体細胞クローンを、ほぼ完璧に生み出す事が出来る「クリエイター」。

理知的だが、高慢な性格の持ち主。

チーム「化け物クリエイターズ」のリーダーを務める。

『言霊みれい』(ことだま みれい)


170センチ、56キロ。

18歳。女性。


チーム『化け物クリエイターズ』の副隊長。創の造り出した生き物に知識を与える『エンチャンター』。

『独りの戦士』という作品を執筆している。

『泉緋色』(いずみ ひいろ)


192センチ、82キロ。

18歳。
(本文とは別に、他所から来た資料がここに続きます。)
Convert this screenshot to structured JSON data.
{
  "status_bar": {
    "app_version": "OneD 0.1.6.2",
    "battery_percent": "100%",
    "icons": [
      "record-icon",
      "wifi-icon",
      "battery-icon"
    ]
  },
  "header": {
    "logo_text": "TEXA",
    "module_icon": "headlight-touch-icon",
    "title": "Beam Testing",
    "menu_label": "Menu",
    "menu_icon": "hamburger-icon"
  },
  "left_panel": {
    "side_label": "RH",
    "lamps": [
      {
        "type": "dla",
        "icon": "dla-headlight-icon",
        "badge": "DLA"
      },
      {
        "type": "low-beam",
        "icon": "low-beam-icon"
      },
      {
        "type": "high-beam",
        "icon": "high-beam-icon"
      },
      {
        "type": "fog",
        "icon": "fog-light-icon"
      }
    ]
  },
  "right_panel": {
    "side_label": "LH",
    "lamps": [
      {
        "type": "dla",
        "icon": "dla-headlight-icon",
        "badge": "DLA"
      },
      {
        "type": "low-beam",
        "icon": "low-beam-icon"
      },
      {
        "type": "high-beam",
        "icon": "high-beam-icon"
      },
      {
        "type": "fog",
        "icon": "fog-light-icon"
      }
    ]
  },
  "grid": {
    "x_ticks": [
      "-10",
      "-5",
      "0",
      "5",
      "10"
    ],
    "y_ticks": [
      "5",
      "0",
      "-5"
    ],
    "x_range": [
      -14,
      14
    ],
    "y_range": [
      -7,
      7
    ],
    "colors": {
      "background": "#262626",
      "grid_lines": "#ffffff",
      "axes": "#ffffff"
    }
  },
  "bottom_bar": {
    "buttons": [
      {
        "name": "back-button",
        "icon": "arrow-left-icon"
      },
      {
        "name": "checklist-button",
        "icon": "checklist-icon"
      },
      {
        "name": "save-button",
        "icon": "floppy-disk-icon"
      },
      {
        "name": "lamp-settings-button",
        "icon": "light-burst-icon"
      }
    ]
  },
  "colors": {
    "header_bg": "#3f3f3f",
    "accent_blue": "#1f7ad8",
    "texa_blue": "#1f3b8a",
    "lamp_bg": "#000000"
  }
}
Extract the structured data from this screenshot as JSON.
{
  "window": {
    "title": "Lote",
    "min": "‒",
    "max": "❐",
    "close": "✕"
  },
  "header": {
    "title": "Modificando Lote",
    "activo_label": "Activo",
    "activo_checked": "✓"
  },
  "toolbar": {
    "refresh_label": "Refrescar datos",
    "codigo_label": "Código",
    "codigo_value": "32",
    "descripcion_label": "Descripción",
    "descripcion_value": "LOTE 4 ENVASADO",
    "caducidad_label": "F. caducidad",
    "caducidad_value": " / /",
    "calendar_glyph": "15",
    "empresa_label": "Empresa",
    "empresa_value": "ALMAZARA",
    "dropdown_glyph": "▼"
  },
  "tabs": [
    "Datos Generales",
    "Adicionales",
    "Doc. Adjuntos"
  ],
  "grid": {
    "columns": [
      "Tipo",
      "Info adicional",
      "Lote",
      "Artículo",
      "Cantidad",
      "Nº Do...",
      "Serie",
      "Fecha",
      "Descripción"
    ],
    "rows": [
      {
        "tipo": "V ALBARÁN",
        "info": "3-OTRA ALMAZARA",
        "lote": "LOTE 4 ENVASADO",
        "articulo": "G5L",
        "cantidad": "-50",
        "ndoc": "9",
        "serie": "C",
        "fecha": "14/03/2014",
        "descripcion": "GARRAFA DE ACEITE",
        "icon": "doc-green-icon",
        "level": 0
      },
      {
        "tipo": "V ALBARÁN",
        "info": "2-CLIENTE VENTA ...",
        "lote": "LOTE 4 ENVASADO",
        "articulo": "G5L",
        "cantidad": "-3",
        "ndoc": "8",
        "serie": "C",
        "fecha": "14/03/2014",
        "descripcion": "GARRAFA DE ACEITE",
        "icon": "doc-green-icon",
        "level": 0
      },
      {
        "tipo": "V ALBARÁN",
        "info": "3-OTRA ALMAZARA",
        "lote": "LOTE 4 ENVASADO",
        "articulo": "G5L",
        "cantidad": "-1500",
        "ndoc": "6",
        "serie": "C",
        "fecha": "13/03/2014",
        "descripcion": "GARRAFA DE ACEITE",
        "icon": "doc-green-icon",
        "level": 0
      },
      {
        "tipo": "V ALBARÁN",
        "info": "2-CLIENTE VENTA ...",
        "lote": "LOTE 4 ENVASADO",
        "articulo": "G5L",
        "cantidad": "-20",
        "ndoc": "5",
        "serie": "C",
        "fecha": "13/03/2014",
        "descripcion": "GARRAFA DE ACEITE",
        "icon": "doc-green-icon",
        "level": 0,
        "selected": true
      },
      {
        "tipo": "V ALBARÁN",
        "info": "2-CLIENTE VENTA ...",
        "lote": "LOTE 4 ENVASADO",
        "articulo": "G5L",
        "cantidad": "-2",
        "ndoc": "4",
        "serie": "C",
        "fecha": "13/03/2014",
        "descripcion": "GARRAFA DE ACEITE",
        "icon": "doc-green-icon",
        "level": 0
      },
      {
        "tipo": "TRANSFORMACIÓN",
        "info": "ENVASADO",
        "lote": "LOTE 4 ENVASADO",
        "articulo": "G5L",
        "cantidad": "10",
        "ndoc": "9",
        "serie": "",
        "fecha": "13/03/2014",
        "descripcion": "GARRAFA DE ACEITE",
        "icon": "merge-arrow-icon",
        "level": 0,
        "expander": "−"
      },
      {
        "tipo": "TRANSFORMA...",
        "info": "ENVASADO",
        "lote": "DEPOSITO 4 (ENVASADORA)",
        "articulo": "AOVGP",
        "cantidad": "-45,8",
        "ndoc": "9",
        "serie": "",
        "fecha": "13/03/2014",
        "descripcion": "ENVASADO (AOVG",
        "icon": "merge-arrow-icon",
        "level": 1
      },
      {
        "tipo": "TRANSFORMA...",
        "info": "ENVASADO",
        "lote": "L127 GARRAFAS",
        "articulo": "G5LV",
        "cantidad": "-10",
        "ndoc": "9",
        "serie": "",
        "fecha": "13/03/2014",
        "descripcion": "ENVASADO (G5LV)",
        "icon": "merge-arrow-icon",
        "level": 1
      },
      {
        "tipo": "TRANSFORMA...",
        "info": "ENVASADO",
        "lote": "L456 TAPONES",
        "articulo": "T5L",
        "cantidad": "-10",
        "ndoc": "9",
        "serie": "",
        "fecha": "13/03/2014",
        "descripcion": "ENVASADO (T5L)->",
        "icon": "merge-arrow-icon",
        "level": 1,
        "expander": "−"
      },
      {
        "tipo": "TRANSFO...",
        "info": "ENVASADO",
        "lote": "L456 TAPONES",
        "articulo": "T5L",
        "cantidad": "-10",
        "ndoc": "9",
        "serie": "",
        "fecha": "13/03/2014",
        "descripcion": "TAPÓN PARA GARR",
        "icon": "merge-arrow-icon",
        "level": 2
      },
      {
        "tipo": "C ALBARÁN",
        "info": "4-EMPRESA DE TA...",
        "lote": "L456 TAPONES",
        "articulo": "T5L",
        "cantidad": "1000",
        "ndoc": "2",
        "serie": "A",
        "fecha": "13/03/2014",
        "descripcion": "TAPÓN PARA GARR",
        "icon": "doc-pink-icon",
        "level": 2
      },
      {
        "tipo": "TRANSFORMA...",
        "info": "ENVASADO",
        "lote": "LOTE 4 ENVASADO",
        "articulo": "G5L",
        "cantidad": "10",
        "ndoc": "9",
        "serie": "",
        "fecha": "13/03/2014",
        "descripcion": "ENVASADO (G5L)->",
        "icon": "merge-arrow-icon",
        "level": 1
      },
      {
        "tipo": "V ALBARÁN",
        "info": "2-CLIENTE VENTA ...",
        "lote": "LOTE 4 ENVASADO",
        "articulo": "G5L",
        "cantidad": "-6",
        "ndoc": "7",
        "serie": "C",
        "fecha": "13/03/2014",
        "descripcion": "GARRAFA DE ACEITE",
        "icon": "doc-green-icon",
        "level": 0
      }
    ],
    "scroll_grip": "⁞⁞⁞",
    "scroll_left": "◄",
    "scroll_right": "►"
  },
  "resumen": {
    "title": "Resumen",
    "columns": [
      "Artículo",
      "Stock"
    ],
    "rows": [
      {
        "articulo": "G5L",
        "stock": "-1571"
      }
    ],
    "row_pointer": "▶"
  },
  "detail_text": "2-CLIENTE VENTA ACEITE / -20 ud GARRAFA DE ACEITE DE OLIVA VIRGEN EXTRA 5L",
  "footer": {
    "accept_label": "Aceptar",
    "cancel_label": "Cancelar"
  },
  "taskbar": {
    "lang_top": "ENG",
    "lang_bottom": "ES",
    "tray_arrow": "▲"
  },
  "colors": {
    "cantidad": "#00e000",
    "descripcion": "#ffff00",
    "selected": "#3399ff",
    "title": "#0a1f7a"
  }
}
男性。


創、みれいの幼馴染。いつも笑顔で『化け物クリエイターズ』の皆に振る舞っている。6年前に『ペスト』で右腕を失った。

『飼葉タタミ』(かいば たたみ)


144センチ、38キロ。

13歳。女性。


『化け物クリエイターズ』の飼育兼お茶汲み隊長。調教技能に長け『化けクリ』のキメラを鍛えている。緋色の事を『先生』と呼び慕っている。

『楽々』(らら)


155センチ、45キロ

16歳。女性。


チーム『化け物クリエイターズ』の諜報兼採取担当。タタミの親友的な存在。何事にも直感で動くタイプ。

『ジョーカー』


190センチ、88キロ。

52歳。男性。


謎の戦士。片腕を失っており義手を付けている。その剣の技術に並ぶ者は居ない。

『歯車フォーチュン』


178センチ、68キロ。

50歳。男性。


鳥形の仮面を付けた男。6年前、奈久留を死に追いやった男でもある。チーム『化け物クリエイターズ』の永遠の宿敵。

『スズキコージ』


152センチ、61キロ。

13歳。男性。


タタミに名を与えられた男の子。『コブタ』と呼ばれ茨城を彷徨っていた際、『化け物クリエイターズ』に保護される事となった。